Schilling: That he was good at waging it, but he didn’t enjoy it. Robert E. Lee is reported to have said at the battle of Fredericksburg that “It is well that war is so terrible—we should grow too fond of it.” It’s nearly impossible to read these letters and imagine Grant expressing similar sentiments. He’s too aware of the human cost of war, and not simply in terms of the loss of life on his own side. “Some of the volunteers,” he writes from Mexico in 1846, “seem to think it perfectly right to impose upon the people of a conquered City to any extent, and even to murder them where the act can be covered by the dark.
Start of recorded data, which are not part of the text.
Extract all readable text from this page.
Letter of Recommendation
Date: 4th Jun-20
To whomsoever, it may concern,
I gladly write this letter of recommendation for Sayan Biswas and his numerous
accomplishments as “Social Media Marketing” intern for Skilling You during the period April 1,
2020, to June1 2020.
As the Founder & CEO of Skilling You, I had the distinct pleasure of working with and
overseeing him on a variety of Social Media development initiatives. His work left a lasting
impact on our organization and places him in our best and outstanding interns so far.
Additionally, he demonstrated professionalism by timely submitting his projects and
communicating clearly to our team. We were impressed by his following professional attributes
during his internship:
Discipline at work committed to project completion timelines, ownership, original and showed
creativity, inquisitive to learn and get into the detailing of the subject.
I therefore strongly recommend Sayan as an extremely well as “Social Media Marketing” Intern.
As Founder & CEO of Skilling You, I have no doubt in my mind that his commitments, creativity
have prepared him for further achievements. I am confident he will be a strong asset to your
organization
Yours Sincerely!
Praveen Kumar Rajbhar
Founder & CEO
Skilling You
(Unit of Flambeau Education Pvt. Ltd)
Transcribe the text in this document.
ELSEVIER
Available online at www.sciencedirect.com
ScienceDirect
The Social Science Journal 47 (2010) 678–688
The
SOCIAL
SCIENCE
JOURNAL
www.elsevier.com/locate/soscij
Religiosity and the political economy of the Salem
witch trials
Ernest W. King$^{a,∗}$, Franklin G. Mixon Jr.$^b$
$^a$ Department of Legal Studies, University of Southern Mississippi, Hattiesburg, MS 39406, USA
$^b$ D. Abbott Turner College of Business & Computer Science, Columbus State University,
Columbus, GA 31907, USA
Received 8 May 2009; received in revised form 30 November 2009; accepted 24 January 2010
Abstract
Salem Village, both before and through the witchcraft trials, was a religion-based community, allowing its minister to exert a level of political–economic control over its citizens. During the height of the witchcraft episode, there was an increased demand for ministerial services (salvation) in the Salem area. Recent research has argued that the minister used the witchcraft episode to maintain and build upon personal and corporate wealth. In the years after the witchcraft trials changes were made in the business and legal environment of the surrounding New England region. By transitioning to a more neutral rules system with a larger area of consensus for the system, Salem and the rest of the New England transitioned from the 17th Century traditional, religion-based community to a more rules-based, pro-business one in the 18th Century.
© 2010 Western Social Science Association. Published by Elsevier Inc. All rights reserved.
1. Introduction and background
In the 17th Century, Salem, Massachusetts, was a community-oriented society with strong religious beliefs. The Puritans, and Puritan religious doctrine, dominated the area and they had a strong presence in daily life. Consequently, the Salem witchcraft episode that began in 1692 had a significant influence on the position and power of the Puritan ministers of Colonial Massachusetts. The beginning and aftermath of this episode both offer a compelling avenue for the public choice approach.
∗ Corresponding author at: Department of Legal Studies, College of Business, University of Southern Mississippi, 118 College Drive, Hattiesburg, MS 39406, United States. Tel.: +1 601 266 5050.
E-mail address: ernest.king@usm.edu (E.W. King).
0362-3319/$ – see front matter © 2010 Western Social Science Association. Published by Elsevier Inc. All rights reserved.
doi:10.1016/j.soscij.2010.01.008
And how much they seem to enjoy acts of violence too!” From Tennessee, shortly after the fall of Fort Donelson in 1862: “These terrible battles are very good things to read about for persons who loose no friends but I am decidedly in favor of having as little of it as possible.” And then from Spotsylvania in 1864, nine days into the Wilderness Campaign: “The world has never seen so bloody or so protracted a battle as the one being fought and I hope never will again.” Grant was a patriot who was proud of serving his country at arms, but he had no illusions about the essential grimness of his chosen trade.

General Ulysses S. Grant, Lt. Col. Bowers, and General Rawlins at Grant’s headquarters, Cold Harbor, Virginia, in June 1864 (Library of Congress Prints and Photographs Division).

LOA: Do you have a favorite letter in the collection?

Schilling: Not being as decisive as Grant, I’ll name two. One is the letter Grant writes on May 11, 1846, after his first two battles in Mexico. “There is no great sport in having bullets flying about one in evry direction,” he observes, “but I find they have less horror when among them than when in anticipation.” Grant has “seen the elephant” and learned that he can lead his men under fire.

The other is the letter of April 25, 1865, written from North Carolina, where Grant had gone to arrange surrender terms for Joe Johnston’s army. “Raleigh is a very beautiful place,” he writes. “The grounds are large and filled with the most beautiful spreading oaks I ever saw. Nothing has been destroyed and the people are anxious to see peace restored so that further devastation need not take place in the country. The suffering that must exist in the South the next year, even with the war ending now, will be beyond conception. People who talk now of further retalliation and punishment, except of the political leaders, either do not conceive of the suffering endured already or they are heartless and unfeeling and wish to stay at home, out of danger, whilst the punishment is being inflicted.”

There is something wonderfully peaceful about the image of Grant admiring the oaks, free after four years to contemplate something other than war. There’s also our melancholy knowledge that for the next twelve years, first as commanding general of the army and then as president, Grant will struggle with the war’s unresolved legacy, a struggle that continues to this day.